CloudEngine recently released a firmware update for Pogoplug that enables printing for any connected device—including iPads, iPhones, and iPod touches. What's a Pogoplug? It's a Linux-based storage appliance that's sort of a plug-and-play NAS. In addition, it shares your files on the web so you can view and add files remotely. It works by plugging in a hard drive or two, but now you can use an open USB port on the Pogoplug to connect a printer. Most HP and Epson printers made after 2005 should work, so if you've got a Pogoplug you just need the free Pogoplug app for your iOS device and you can start printing right away. [Pogoplug via iTunes App Store]

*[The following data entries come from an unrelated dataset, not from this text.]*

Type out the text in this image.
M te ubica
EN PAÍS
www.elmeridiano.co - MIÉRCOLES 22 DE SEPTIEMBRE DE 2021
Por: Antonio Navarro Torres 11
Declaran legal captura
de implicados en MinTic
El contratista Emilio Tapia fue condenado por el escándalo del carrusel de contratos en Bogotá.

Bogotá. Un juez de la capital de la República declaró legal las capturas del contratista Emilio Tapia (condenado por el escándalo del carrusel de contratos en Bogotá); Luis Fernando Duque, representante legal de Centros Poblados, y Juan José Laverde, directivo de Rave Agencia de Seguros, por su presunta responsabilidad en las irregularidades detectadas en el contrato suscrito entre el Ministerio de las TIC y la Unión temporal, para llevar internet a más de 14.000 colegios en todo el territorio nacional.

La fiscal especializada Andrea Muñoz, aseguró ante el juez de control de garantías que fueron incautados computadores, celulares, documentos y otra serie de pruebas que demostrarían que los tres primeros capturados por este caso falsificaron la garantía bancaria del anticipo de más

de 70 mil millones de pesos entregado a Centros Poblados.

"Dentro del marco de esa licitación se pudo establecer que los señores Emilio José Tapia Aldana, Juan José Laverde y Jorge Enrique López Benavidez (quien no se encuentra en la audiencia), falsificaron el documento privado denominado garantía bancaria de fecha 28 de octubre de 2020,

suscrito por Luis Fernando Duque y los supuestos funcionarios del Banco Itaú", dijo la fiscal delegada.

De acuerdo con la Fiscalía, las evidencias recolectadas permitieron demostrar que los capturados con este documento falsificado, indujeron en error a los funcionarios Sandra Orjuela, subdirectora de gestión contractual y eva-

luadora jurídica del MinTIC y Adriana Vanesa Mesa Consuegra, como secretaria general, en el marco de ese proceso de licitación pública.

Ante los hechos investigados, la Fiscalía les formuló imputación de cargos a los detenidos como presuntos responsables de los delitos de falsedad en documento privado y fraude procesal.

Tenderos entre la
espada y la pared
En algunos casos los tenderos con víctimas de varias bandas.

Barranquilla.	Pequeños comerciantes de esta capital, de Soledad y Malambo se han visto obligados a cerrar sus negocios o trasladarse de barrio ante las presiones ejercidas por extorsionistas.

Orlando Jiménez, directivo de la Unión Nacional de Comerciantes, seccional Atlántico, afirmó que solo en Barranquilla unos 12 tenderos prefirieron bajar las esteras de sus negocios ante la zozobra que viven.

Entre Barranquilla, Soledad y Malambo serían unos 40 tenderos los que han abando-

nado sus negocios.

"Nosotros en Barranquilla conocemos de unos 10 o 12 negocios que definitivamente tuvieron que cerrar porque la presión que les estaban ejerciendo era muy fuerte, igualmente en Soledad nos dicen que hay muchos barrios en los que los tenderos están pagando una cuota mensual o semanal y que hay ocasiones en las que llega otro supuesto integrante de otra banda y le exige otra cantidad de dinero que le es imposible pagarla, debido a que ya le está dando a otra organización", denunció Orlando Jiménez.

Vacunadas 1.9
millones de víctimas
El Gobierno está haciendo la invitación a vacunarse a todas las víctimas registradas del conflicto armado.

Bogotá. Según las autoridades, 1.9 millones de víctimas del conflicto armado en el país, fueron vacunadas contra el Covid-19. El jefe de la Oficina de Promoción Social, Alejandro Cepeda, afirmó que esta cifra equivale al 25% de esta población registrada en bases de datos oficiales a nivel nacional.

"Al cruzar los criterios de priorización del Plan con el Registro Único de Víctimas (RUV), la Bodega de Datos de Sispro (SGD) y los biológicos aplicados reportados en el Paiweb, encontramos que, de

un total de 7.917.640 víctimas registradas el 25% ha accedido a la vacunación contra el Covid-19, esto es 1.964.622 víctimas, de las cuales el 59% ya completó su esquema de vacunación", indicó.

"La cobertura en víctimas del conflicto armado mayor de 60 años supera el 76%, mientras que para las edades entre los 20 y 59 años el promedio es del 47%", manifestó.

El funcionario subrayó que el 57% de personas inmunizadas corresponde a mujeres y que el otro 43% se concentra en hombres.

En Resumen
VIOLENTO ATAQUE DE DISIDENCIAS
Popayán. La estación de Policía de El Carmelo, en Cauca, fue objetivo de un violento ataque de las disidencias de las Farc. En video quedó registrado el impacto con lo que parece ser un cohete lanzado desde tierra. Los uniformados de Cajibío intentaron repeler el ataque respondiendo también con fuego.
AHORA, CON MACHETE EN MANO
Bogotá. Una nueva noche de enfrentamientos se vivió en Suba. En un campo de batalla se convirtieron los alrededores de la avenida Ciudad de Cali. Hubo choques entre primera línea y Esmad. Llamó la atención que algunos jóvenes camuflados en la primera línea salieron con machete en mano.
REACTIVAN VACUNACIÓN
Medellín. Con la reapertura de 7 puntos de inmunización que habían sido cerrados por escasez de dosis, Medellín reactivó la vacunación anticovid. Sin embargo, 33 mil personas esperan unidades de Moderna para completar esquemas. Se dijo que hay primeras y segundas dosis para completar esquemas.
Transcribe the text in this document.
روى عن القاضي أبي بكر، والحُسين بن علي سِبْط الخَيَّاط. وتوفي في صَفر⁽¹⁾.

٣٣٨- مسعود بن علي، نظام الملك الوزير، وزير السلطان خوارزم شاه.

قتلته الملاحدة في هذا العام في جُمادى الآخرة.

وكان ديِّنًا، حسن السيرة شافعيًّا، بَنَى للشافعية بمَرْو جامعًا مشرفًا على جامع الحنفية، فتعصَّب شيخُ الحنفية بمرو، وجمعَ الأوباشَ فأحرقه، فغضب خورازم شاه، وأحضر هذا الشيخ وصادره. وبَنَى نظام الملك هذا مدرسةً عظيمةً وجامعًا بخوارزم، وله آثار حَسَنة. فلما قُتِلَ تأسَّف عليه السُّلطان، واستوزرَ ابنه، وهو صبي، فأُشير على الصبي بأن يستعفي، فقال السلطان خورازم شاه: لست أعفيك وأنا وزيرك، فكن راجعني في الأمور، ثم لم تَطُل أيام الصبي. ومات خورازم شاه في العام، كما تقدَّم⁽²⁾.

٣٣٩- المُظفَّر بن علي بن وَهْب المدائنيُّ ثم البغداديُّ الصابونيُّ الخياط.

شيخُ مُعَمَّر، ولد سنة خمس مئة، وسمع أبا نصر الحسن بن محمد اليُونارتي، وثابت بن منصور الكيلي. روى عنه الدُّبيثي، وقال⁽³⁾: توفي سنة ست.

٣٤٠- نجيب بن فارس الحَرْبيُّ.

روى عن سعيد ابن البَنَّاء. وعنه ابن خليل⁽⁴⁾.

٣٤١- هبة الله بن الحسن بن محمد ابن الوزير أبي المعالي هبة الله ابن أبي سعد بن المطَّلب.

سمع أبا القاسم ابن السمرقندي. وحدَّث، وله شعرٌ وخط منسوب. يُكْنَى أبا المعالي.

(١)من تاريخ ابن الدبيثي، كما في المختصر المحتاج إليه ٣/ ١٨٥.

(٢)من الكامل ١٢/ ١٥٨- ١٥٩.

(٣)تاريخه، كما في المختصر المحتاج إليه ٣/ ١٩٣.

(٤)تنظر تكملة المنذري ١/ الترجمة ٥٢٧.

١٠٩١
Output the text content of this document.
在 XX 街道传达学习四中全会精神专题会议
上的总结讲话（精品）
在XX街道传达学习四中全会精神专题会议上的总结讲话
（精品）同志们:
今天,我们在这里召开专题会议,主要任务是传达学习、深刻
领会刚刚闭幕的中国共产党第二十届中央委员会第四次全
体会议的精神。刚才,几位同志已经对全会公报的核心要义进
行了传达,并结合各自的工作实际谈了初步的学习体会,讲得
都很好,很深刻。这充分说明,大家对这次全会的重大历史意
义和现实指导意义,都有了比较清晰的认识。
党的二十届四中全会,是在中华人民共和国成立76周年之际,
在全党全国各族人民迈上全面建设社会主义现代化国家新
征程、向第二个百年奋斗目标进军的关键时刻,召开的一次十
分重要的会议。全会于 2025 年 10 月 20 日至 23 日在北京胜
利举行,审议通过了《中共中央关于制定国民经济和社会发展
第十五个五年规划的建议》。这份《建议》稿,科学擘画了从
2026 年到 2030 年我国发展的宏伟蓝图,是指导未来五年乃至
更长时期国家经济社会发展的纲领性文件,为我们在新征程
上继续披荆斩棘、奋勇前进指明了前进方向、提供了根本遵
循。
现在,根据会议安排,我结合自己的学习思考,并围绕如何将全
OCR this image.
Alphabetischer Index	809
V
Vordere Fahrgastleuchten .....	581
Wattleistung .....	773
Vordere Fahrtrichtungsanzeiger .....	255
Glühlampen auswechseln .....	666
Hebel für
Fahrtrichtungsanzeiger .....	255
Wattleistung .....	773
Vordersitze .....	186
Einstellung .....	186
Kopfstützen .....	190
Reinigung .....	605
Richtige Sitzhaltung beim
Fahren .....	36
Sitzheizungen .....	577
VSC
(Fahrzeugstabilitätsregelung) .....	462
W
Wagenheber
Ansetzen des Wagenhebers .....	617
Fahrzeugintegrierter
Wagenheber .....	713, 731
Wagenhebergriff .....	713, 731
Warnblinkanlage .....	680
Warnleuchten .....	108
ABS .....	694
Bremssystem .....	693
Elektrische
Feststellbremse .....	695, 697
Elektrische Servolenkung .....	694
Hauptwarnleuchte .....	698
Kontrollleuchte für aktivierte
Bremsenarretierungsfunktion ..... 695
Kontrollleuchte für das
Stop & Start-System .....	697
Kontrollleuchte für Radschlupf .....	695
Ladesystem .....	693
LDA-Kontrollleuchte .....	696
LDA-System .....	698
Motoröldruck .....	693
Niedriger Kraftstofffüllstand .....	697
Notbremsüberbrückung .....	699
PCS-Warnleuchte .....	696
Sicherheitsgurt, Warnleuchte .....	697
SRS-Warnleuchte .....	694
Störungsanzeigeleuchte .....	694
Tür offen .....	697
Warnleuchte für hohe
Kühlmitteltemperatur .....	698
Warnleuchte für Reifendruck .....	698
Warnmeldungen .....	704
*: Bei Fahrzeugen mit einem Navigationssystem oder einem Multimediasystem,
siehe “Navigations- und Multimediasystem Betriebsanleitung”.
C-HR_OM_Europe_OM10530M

Air Sharing is a great iOS app for transferring files between your computer and your device. I was surprised to find out that it actually supports wireless printer and works phenomenally well with Wi-Fi printers on your network. (Thanks iPad Today!) What's great about Air Sharing is that it just connects to the printer—there's no intermediary to worry about. You just choose a printer and it elegantly handles the job. What's also really great about Air Sharing is that it's around or less than what you'd pay for a stand-alone printing app ($3 for iPhone/iPod touch) but printing is just a bonus feature. [Air Sharing Air Sharing HD via iTunes App Store]
Not all printers have this capability, but printing via email is a new feature that's making it's way into the latest web-connected printers (especially from HP). If you don't know, check and see if your printer has an email address. If it does, you can send it supported documents and it'll print them. This is a great option because it requires no special apps and you can do it from any mobile device, iOS or otherwise.
Getting in on the Beta
Although you can update to iOS 4.2 until November, Apple recently seeded an iOS 4.2 beta to developers. If you're not a developer, you're not entirely out of luck. All you really need to do is know someone who paid the $99 fee. iOS developers can add up to 100 devices to their account, so your developer friend can register your iPhone, iPod touch, or iPad using it's Universal Unique Identifier (UUID - here's how to find it). You'll also need to update your Mac to the latest beta of Mac OS X if you want to print via printer sharing, seeing as only three printers are currently supported at the moment. Printing is also a little finicky in the beta. The disadvantage is that this method might not work so well, but if you're upgrading an iPad you get all the nice iOS features you've been longing for.